Peygamber Efendimiz, bir gün el kaldırarak,
Şöyle niyaz eyledi Rabbine yalvararak:
(Ya Rabbi, şu bir avuç fakir, garip müminler,
Sana iman getirmiş kullardır hepsi birer.
Halas et sen bunları, kâfirlerin şerrinden.
Kurtar bu müminleri korku ve endişeden.
Şanı yüksek biriyle kuvvetlendir bu dini.
Sevindir nusretinle, bu bir avuç mümini.)
O anda nazil oldu Cebrail yeryüzüne.
Müjde getirmiş idi Allah’ın Resulü'ne.
Dedi: (Ya Resulallah, sen bir dua etmiştin.
Rabbinden, bu din için yardımcı istemiştin.
Kabul etti Rabbimiz senin o dileğini.
Bir kimseyi seçti ki, sağlam eder bu dini.
Rabbimiz buyurdu ki: (Ey benim meleklerim!
Bir araya toplanıp, emrime kulak verin.
Saf çekin Beytullahtan, ta Erkam'ın evine.
Bekleyin, elinizde nurdan tabaklar ile.
Dul olan hatunlara odun taşımak için,
Kendini Habibime siper etmesi için,
Bir kimseyi seçtim ki, Ömer'dir onun namı.
Takviye ederim ben, onun ile islamı.
Düşüp onun önüne, yol açın kendisine.
Cennet cevherlerini saçın onun üstüne.)
Az sonra, heybet ile geldi Ömer bin Hattab.

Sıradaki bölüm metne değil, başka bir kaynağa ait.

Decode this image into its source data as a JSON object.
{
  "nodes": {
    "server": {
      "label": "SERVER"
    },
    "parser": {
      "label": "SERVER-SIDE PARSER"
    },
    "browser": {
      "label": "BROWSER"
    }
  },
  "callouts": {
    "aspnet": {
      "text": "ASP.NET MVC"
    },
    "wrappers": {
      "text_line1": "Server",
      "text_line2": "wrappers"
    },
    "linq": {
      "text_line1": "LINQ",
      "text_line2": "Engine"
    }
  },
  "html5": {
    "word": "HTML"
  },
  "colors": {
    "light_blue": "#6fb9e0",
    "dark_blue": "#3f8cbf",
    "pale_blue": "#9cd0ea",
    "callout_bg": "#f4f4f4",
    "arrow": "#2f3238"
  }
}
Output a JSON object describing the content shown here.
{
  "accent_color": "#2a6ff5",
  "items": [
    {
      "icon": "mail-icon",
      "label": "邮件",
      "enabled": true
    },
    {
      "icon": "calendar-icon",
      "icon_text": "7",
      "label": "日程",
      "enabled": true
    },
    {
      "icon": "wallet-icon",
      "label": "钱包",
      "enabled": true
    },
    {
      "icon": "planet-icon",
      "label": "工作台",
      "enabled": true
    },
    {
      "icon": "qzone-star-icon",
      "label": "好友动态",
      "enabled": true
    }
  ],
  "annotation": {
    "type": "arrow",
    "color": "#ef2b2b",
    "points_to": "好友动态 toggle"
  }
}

Silahlı geldiğini gördüler cümle Eshap.
Onu böyle görünce, korkuya kapıldılar.
Hemen Resulullahın etrafını sardılar.
Lakin Hazret-i Hamza dedi: (Ey ehl-i iman!
Gelen bir kişidir ki, kuvvetliyiz biz ondan.
Eğer hayra geldiyse, hoş geldi, büyük devlet.
Eğer şerre geldiyse, şu kılıç kâfi elbet.
Zira o, kılıcını çekmeden henüz daha,
Başını, şu kılıçla uçururum bir anda.)
Sonra çıktı kapıya, etti ki şöyle hitap:
(Sen, ne zannediyorsun bizi ey ibni Hattab?
Biz, Abdülmuttalib'in evladıyız, güçlüyüz.
Bi-iznillah demiri çiğneyip püskürtürüz.
Ar ve namus uğruna, akmıştır çok kanımız.
Resulullah uğruna fedadır canlarımız.
Zafer bulacağını eğer zannediyorsan,
Aldandığını bil de, geri dön, git buradan.)
İşitti Resulullah Hamza’dan bu sözleri.
Buyurdu ki: (Yol verin, giriversin içeri.)
Tebessüm buyurarak istikbal etti o an.
Buyurdu: (Bırakınız, ayrılınız yanından!)
Girdi hazret-i Ömer, kılıcı omuzunda.
İmanla şereflendi Resul'ün huzurunda.